Of course, though the world gets wider, Roarton maintains its knife’s edge of being insulating and stifling, and Mitchell delights in the minutiae of this everyday zombie pragmatism—travel guides have sections on PDS-friendly hostels, hospitals are well stocked with human-eye contact lenses and patronizing questions. He also recognizes the inherent streak of dark comedy that comes with, say, being unable to ever escape your undead mother-in-law. However, with something as susceptible to allegorical readings as the zombie, it’s hard not to map them against something, particularly given explicit issues of prejudice and passing, carrying the weight of representation against “extremist” factions, and staging sit-ins at the pub for the right to be served without flesh-colored makeup on. (In one of the show’s subtlest effects, the flatly false makeup of PDS suffers highlights the pallor of the living, who tend to be clammier and leached of more color than the undead even at their corpse-iest.) Overall, the world-building here feels like a general hat-tip to intolerance in the face of the unknown rather than a particularly pointed metaphor for, say, a stigmatized illness. But there’s a tendency toward thematic murk when characters painting the Other as monstrous are referring to actual monsters. (MP Martin’s “hate speech” video claims the undead are one dose of medication away from being a danger, an inflammatory statement the show proves to be true—the True Blood school of social commentary.)

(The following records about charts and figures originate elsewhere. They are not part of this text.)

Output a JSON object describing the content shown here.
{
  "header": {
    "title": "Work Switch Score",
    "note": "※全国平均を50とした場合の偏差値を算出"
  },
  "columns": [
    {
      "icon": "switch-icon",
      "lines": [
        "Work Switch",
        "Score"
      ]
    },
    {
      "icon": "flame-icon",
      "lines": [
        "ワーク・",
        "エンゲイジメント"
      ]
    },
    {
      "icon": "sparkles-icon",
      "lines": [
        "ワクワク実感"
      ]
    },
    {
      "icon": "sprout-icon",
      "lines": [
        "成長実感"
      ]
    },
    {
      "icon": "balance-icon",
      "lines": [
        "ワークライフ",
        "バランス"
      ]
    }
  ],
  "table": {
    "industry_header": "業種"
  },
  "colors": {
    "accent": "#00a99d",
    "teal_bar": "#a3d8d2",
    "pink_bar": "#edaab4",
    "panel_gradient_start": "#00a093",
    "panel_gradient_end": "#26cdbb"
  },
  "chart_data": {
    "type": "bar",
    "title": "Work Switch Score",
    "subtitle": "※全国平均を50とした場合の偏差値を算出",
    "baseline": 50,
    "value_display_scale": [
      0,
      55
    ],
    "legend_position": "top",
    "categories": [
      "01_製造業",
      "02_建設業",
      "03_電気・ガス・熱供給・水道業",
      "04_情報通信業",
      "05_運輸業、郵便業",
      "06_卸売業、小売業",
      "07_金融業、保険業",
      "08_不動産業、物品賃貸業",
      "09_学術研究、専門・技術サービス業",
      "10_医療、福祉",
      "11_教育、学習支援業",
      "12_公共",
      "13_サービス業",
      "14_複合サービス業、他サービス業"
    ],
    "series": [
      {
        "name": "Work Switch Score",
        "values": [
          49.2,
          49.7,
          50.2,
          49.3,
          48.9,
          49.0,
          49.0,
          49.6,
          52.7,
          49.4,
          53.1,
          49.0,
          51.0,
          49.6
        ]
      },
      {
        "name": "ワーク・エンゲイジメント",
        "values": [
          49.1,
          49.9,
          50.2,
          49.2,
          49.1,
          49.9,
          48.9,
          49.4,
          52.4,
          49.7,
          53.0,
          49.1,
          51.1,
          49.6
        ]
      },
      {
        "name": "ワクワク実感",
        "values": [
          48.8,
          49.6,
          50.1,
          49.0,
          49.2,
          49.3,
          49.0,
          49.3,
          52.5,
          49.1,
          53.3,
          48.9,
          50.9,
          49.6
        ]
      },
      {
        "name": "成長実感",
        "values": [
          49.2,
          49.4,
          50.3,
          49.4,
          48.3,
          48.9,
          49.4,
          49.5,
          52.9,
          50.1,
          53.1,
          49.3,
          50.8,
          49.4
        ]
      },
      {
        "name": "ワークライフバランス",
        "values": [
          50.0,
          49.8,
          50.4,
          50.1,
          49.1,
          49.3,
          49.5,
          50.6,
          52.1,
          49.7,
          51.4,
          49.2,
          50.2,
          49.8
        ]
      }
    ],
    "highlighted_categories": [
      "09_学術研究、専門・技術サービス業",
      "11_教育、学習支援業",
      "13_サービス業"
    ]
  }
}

But one suspects that for Mitchell, such metaphorical readings might not be a preoccupation. In The Flesh works beautifully as a drama taken at supernatural face value, in which a family tries to make the most of a second chance, coming back from the dead to the same old small town hardly seems worth it sometimes, and a boy at school tries to decide if it’s worth acting on a crush when he’ll still be 16 when she’s 60. But In The Flesh might end up working best with the image of zombies as loss: As the undead try to carve out second lives, Roarton splits into those who try to understand grief and those who can’t, imbuing even the most hateful residents with the hypocritical but deeply human pang of maybe hating those who came back because none was the one you missed the most. Of all the seeds planted in the premiere, this one’s primed to grow into the most poignant season.